La Havane, 15 avril 1851.

Bonjour, mon Agathe ; me voici de retour à la Havane et agréablement établie dans le joli hôtel de ce nom, où il fait maintenant un peu meilleur marché vivre depuis que le flot des voyageurs s’est retiré. J’ai repris ma chambre avec sortie sur le toit. La bonne madame Mary a soin de moi, et une Rosette noire aux beaux yeux me sert. Les Tolmé m’ont encore offert leur maison, mais elle est remplie d’enfants, de petits-enfants et d’hôtes. — Je n’ai pas voulu abuser de leur hospitalité. Du reste, je végète parfaitement ici avec la solitude et ma liberté.

C’est aujourd’hui jeudi saint, grande solennité catholique. J’ai visité ce matin plusieurs églises où il y avait beaucoup de monde. Les femmes étaient habillées comme pour un bal, et agenouillées sur de jolis tapis, en robes et souliers de soie, avec diamants, bijoux en or, fleurs, cou et bras nus, des mantilles noires transparentes, et, au milieu de tout cela, le mouvement des éventails. De très-jeunes filles étaient parées aussi, et les hommes debout, lorgnant les femmes. L’aspect que présentaient celles-ci, de toutes couleurs, parées, à demi voilées et à genoux, formant des masses dans la nef et jusqu’auprès de l’autel, était véritablement joli. Les yeux et les bustes des femmes espagnoles surtout sont d’une beauté remarquable ; mais le manque de gravité de cette réunion était choquant, surtout un jour comme celui-ci, — le jour de la sainte Cène, le jour solennel de l’initiation de l’humanité à une vie plus haute et plus sainte. Je me suis souvenue d’un jeudi saint dans l’église Saint-Jacob, à Stockholm. Il y avait ce qu’on appelle une communion particulière. Les familles, père, mère et enfants, étaient venus se désaltérer ensemble au calice. Je me souviens du silence qui régnait dans cette église remplie de monde !..…..

Il n’y a qu’une voix à Cuba parmi les étrangers de différentes nations qui y sont établis, sur le manque total de vie religieuse dans cette île ; les prêtres vivent dans une opposition publique avec leurs vœux.
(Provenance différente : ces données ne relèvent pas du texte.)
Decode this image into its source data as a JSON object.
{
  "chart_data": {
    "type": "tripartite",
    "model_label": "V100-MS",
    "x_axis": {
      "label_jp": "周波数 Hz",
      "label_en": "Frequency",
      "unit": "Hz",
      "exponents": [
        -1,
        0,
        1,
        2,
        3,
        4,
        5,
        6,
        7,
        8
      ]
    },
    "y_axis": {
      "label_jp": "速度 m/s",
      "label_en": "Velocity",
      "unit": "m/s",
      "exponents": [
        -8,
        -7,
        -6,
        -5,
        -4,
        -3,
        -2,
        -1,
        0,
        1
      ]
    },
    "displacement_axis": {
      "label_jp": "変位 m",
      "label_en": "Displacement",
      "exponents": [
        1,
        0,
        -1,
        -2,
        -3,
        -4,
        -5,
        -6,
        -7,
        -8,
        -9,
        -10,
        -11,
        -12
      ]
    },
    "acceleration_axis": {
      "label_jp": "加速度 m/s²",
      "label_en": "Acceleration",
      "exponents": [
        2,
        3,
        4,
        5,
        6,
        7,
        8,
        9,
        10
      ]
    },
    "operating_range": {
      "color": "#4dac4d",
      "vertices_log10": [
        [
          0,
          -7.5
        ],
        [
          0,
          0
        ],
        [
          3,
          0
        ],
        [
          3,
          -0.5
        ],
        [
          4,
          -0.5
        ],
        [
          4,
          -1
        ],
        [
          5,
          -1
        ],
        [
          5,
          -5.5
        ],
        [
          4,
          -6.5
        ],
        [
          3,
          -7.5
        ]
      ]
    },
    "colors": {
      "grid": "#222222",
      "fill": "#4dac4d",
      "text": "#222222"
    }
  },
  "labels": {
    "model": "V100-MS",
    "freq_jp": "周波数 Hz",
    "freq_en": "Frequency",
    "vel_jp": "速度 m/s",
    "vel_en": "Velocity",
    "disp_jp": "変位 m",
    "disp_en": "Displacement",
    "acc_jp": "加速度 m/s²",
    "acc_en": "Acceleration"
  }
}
La vie morale n’est guère plus élevée que la vie religieuse.

« L’amour et la passion ne manquent pas à Cuba, me dit un jeune homme réfléchi établi ici ; mais l’un et l’autre suivent plus souvent le chemin du vice que celui de la vertu. » On adore aveuglément l’argent ; il se fait rarement un mariage sans qu’on l’ait consulté. Les femmes célibataires ne sont guère exemptes de blâme dans leur conduite, et une de mes vieilles amies de la Havane n’y connaissait qu’une célibataire âgée et vertueuse. Parmi les hommes, on n’en trouverait pas un seul de vertueux.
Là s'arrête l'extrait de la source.